Mario Gomez war Deutscher Meister, türkischer Meister, Pokalsieger, Champions League-Triumphator, Torschützenkönig in Deutschland und der Türkei, Fußballer des Jahres.
Aber Mario Gomez war auch: ungeliebt in der Nationalmannschaft, ausgepfiffen, nach 113 Toren in 174 Spielen. für Bayern vor Pep Guardiola geflüchtet, verpasster WM-Titel 2014, immer wieder Chancentod und schließlich Abstieg mit dem VfB Stuttgart.
Geliebt und kritisiert – und das fast gleichzeitig: das war Mario Gomez. Und zwar innerhalb von wenigen Minuten. Gerade schoss er noch zwei Tore und musste sich danach Fragen gefallen lassen, warum er nicht drei geschossen hat. Sein Wert wurde immer an Toren gemessen. Traf Gomez nicht, traf ihn die Kritik.

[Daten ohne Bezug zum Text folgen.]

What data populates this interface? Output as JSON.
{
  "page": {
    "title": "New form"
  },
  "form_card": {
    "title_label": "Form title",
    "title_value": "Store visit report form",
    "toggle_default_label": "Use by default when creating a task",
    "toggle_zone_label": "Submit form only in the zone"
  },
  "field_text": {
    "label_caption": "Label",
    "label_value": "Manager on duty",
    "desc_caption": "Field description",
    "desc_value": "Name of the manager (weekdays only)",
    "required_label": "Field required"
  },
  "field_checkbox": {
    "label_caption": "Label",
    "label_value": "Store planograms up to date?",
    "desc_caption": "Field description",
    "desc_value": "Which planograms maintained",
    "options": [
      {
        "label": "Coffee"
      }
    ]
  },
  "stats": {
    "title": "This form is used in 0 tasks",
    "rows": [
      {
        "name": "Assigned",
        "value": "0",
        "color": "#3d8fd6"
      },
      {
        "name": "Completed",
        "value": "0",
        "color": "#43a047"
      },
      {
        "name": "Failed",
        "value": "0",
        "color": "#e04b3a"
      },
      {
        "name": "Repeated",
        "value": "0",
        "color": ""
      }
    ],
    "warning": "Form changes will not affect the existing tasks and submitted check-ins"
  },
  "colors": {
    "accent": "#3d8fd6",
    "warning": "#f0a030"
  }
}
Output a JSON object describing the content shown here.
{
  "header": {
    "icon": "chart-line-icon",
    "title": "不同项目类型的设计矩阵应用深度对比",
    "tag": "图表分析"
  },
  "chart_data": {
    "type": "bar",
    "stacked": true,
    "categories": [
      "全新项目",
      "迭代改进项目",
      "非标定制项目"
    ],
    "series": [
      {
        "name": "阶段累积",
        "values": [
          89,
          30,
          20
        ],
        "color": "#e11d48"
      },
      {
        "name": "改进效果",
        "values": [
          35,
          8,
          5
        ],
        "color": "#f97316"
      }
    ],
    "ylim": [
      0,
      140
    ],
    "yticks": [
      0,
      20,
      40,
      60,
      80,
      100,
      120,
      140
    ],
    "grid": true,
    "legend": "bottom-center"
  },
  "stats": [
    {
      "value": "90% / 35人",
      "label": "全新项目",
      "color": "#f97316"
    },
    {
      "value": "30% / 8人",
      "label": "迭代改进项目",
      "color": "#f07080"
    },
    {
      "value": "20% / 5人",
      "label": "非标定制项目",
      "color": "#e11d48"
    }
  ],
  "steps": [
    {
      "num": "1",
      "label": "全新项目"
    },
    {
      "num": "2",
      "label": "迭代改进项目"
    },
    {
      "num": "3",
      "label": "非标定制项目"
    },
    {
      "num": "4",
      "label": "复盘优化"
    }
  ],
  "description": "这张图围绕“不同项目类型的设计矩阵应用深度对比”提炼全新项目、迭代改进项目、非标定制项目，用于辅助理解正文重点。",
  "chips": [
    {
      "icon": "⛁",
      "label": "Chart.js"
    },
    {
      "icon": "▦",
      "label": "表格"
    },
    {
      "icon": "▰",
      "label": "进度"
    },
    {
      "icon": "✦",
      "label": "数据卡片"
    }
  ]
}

Schon zum Anfang seiner Karriere war er ein Baum von einem Mann, kräftige Statur, schön wie eine antike Statue. Aber vor allem zum Ende der Karriere auch so beweglich. Oft war er jedoch der Adonis im Strafraum – also der echte, nicht der Grieche, der 2017 zum VfB kam – ein Gott der Tore. Ein Mann, auf den man sich verlassen konnte, einer, der veredelte, was andere für ihn vorbereiteten. Einer, der viel vom Gefühl lebte, wohin der Ball kommt, wo Freiraum entsteht. Einer, der den schnellen Abschluss sucht. One-touch-Tore.
Im Herbst seiner Laufbahn ist Gomez zum Elder Statesman geworden. Gelassenheit zeichnete ihn aus, er entwickelte eine Distanz zu den Aufgeregtheiten des Fußballgeschäfts. Er hatte eben alles schon einmal gesehen, ihm ist alles schon einmal passiert, ihn konnte nichts mehr aus der Ruhe bringen. Ein nachsichtiges Lächeln wurde zu seinem Markenzeichen. Wer ihn aber nach seinen aberkannten VAR-Toren sah oder ihn auf der Bank mitfiebern sieht, der weiß: so gelassen, um sich mit dem Verlieren abzufinden, ist er nie geworden. Zum Glück!
Mario Gomez wird beim VfB immer mit der epochalen Meisterschaft 2007 verbunden sein, mit dem Pimmel-Tor gegen Bayern München, mit seiner Feindschaft mit Maik Franz, aber auch mit dem Abstieg 2019 und mit der schleichenden Entwicklung, dass seine Bedeutung für den VfB bei seinem zweiten Engagement immer mehr sank. Mario Gomez wird in der Hall of Fame gemeinsam stehen mit VfB-Ikonen wie Karl Allgöwer, Guido Buchwald, Asgeir Sigurvinsson, Günther Schäfer und Hermann Ohlicher, allesamt auch Deutscher Meister mit dem VfB.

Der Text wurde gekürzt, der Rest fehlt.